Mentre Minniti non ha al momento ancora risposto alle parole di Renzi, è però intervenuto Matteo Orfini, allora presidente del PD, che ha colto la palla al balzo per assicurare che per lui «l'idea che l'immigrazione mettesse a rischio la democrazia era un'idea sbagliata. Lo dicemmo in pochissimi: io, l'allora ministro Orlando e pochi altri. Oggi sono felice che questa riflessione sia più condivisa anche da chi allora non lo disse»... Sarà!
Da riportare, infine, il memento dell'agenzia Dire che ricorda a Renzi che ancora nel febbraio 2018, in un appuntamento organizzato dal Pd a Firenze, l'allora ancora segretario del partito diceva tutt'altro, definendo «straordinario» il lavoro di Minniti e Gentiloni sui migranti.
«Non si può negare la realtà e cioè che se gli sbarchi sono venuti meno in questo periodo è perché c'è stata un'azione intelligente di contrasto. E non c'è contraddizione tra l'aver nel 2015 salvato tutte le vite possibili, cosa che io rivendico e di cui siam stati orgogliosi.Non c'è contraddizione tra l'aver salvato le persone che abbiamo salvato e il desiderio di non farle partire, perché il mare è il posto più pericoloso dove salvare le persone. Il modo migliore è di investire sull'Africa, fare accordi con quei paesi intervenire bloccando i criminali che giocano con gli schiavisti.Se oggi gli sbarchi sono quelli che sono, il Pd non ha alcuna remora a dire grazie al ministro dell'Interno e al governo per il lavoro straordinario che hanno fatto in questo settore».
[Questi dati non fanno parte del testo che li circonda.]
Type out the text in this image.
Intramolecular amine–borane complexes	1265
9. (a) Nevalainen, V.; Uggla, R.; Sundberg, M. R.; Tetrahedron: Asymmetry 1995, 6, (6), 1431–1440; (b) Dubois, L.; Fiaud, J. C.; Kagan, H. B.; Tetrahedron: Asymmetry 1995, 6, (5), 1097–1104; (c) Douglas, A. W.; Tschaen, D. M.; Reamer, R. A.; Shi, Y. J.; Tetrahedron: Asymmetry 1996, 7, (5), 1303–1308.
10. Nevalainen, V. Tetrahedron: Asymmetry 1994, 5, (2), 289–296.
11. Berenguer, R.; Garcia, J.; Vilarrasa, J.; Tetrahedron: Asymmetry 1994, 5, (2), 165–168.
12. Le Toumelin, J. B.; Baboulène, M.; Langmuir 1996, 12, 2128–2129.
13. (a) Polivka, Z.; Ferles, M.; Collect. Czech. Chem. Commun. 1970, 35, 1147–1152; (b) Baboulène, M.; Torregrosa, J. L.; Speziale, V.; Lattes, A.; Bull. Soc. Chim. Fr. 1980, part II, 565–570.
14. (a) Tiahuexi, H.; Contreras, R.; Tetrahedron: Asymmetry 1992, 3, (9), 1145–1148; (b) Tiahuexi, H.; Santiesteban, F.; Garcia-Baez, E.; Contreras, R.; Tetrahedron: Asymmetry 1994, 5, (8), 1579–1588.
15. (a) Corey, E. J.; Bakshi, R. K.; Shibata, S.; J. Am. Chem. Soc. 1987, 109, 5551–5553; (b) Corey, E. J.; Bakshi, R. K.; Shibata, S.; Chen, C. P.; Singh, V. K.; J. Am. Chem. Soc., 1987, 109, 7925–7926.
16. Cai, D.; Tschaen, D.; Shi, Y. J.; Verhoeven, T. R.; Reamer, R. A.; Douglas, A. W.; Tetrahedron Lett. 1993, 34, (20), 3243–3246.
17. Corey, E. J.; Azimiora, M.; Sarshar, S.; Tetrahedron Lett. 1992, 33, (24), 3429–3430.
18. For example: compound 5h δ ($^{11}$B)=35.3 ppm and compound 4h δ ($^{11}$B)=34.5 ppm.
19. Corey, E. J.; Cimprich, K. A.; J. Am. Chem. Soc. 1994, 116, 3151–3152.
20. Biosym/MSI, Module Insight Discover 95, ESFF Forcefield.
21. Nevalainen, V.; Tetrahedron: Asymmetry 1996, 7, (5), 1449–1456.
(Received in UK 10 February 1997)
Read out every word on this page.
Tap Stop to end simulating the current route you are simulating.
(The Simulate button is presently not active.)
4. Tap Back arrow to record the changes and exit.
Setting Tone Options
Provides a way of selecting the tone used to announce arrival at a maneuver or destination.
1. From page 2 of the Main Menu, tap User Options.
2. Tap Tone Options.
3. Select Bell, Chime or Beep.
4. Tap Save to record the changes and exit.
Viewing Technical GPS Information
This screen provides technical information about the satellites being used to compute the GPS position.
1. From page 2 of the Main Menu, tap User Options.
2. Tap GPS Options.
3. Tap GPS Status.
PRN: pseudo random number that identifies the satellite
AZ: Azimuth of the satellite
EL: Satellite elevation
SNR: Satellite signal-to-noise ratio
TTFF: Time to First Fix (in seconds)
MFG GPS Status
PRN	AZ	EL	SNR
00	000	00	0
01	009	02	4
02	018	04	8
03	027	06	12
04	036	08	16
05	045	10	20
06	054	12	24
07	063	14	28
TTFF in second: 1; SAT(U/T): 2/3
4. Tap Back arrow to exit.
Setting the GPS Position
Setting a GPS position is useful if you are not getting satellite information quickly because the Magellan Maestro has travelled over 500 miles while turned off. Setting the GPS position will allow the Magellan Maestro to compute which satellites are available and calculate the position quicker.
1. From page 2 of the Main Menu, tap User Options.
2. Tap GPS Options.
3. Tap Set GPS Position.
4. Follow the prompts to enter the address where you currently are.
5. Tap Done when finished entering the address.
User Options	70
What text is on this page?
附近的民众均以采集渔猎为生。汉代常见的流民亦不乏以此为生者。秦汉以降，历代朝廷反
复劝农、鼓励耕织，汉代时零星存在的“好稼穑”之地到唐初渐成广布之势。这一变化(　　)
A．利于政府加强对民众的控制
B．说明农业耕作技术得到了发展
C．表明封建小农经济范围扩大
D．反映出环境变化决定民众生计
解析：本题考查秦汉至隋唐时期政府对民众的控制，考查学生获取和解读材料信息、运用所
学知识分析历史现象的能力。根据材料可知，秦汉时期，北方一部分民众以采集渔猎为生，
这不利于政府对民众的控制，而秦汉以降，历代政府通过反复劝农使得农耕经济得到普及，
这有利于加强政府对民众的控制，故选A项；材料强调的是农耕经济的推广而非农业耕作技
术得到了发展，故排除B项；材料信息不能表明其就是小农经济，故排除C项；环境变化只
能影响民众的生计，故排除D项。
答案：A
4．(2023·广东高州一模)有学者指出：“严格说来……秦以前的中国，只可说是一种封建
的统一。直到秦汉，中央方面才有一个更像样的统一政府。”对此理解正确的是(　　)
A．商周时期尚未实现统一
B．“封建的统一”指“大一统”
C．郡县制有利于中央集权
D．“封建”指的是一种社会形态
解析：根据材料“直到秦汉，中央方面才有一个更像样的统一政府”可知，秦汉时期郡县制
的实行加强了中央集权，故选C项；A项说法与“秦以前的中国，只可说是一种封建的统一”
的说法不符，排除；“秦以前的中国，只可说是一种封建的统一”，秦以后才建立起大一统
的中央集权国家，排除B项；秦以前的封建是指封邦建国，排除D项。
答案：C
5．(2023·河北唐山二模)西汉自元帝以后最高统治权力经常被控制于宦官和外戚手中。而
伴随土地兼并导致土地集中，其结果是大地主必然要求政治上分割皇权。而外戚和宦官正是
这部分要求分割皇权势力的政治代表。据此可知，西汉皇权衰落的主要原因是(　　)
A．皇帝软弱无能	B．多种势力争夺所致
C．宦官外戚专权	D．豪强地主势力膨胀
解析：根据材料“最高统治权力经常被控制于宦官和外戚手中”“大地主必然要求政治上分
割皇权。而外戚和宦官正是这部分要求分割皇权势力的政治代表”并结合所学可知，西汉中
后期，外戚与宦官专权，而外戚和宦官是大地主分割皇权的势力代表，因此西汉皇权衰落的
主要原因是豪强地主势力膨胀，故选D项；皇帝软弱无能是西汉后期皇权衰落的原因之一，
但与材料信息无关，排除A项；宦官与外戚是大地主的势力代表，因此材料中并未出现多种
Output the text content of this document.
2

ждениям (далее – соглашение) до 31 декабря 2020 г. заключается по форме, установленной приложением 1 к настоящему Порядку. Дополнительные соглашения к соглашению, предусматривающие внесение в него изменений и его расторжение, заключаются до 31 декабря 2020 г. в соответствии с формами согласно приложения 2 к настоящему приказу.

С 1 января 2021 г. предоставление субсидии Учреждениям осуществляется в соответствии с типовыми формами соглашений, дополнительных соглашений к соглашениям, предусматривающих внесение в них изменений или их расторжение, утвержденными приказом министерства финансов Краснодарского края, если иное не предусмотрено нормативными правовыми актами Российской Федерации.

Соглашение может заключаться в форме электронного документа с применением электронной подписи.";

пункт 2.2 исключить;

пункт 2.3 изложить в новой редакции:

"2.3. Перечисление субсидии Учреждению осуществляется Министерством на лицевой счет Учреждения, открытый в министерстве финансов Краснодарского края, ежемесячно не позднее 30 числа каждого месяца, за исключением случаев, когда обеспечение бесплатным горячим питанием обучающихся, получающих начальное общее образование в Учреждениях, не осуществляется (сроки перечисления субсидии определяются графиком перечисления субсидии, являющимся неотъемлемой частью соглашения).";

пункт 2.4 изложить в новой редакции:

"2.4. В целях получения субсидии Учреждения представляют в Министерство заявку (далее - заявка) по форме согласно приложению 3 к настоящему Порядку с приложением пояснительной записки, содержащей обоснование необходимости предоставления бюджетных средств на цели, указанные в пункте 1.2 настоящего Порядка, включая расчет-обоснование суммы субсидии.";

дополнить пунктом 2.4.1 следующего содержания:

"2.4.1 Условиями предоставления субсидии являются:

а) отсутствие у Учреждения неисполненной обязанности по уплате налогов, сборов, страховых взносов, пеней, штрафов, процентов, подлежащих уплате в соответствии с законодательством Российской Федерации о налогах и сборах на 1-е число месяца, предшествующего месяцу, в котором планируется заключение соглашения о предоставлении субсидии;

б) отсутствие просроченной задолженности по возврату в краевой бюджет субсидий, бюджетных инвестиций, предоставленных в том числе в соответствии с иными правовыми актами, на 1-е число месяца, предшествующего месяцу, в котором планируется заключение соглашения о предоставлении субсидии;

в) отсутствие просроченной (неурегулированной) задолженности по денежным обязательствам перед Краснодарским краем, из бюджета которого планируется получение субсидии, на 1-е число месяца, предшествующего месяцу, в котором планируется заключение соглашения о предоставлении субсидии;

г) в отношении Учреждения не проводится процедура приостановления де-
In prima fila, ricorda Dire, ad applaudire c'era Marco Minniti. In fondo, a parte la forma, che cosa diceva allora Renzi di tanto diverso da quello che dice oggi Salvini? Nulla. Però, adesso, fa sapere - più o meno - di essersi sbagliato.
Ma allora, se ha sbagliato, perché oltre a chiedere scusa non cambia anche mestiere?